In 1826, he married Suzanne Paschoud, daughter of the printer and bookseller, Jean-Jacques Paschoud (1768-1826). The following year, she gave birth to their son, Albert (1827-1909), who also became a painter. She died while giving birth to a second child in 1830. He then returned to Geneva and began taking students: notably, Barthélemy Menn. After a successful showing at the Salon of 1835, he briefly returned to Paris.

From 1836 to 1843, he was the Director of the figure drawing school at the Société des Arts. He also served as a city Councilor, from 1837 to 1842.

In 1851, he went on an extended study trip to Algeria; making sketches. He presented his finished works at the Exposition Universelle (1855).

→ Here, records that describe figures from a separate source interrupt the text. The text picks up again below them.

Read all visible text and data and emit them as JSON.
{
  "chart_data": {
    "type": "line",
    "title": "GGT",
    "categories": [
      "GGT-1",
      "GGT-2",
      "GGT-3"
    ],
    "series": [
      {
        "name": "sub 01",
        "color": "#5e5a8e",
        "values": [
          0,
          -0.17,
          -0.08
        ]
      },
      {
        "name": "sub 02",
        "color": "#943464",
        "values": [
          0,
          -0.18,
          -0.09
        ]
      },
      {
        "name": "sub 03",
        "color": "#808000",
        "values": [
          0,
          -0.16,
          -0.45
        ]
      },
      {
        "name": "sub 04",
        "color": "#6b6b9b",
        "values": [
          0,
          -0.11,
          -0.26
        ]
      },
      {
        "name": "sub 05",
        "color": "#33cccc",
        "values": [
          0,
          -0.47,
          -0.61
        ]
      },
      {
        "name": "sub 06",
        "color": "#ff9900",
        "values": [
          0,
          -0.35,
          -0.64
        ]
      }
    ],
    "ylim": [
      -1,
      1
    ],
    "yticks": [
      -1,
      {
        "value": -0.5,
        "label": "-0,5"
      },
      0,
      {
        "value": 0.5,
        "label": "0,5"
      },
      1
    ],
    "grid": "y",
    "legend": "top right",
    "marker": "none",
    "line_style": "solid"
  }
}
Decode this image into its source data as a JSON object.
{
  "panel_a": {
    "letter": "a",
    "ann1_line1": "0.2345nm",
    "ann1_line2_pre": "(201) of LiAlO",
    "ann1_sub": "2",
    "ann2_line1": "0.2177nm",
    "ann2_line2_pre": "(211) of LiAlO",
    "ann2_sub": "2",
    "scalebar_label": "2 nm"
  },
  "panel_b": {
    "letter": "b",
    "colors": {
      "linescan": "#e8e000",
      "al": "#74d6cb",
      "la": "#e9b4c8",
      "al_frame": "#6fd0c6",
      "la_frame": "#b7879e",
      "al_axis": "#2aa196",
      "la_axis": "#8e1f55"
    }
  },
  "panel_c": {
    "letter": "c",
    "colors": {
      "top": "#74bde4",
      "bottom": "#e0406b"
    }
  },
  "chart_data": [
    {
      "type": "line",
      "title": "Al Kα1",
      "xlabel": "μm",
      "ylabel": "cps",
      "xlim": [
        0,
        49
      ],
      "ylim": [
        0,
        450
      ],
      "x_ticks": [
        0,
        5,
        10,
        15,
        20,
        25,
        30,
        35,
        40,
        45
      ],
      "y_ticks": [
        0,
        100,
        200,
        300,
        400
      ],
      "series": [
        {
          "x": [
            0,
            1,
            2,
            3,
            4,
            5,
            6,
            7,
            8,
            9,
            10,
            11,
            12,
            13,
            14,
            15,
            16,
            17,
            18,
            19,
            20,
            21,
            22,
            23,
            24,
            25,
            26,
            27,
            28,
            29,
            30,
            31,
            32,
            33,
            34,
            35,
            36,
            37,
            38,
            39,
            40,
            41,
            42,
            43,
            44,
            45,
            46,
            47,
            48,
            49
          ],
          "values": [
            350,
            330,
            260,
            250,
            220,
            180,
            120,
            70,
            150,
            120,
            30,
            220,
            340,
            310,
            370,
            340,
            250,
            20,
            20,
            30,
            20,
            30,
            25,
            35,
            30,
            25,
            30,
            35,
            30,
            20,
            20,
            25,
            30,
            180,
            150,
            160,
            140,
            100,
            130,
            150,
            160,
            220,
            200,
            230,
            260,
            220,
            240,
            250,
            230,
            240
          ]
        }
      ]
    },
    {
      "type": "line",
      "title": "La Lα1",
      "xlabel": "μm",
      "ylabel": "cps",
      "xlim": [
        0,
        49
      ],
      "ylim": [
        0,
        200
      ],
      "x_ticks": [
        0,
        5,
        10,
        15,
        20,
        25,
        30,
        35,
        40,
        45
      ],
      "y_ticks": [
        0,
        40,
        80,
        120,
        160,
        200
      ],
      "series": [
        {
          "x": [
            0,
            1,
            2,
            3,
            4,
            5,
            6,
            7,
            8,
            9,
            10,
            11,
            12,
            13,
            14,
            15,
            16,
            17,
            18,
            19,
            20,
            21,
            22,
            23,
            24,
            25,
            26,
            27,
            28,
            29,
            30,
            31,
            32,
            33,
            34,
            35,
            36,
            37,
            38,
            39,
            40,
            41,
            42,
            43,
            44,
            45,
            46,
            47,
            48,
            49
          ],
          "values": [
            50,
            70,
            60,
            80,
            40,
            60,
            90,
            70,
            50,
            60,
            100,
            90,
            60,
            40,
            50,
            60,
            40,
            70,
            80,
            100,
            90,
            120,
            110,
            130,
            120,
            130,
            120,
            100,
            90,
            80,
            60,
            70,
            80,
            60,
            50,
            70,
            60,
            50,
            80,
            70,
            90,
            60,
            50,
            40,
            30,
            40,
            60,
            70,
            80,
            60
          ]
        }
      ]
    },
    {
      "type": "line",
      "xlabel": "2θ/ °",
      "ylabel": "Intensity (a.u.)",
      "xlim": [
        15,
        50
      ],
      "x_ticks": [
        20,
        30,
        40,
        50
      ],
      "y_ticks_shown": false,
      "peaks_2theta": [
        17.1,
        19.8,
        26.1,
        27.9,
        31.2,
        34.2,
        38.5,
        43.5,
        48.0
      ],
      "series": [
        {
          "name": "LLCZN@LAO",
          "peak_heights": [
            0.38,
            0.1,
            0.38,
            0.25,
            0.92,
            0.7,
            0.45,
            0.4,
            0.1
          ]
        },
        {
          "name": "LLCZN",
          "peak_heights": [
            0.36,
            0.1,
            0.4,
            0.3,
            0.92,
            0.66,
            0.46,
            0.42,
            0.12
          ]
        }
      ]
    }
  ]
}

During that same period, he had some creative disagreements with the Société and became one of the founding members of the Fine Arts division of the Geneva National Institute, a project of the radical politician, James Fazy.

In the late 1850s, his health began to decline, affecting his mental abilities, as well as physical. After that, he focused on presenting his existing works through the media of lithography and photography. From the late 1860s, he was essentially in retirement.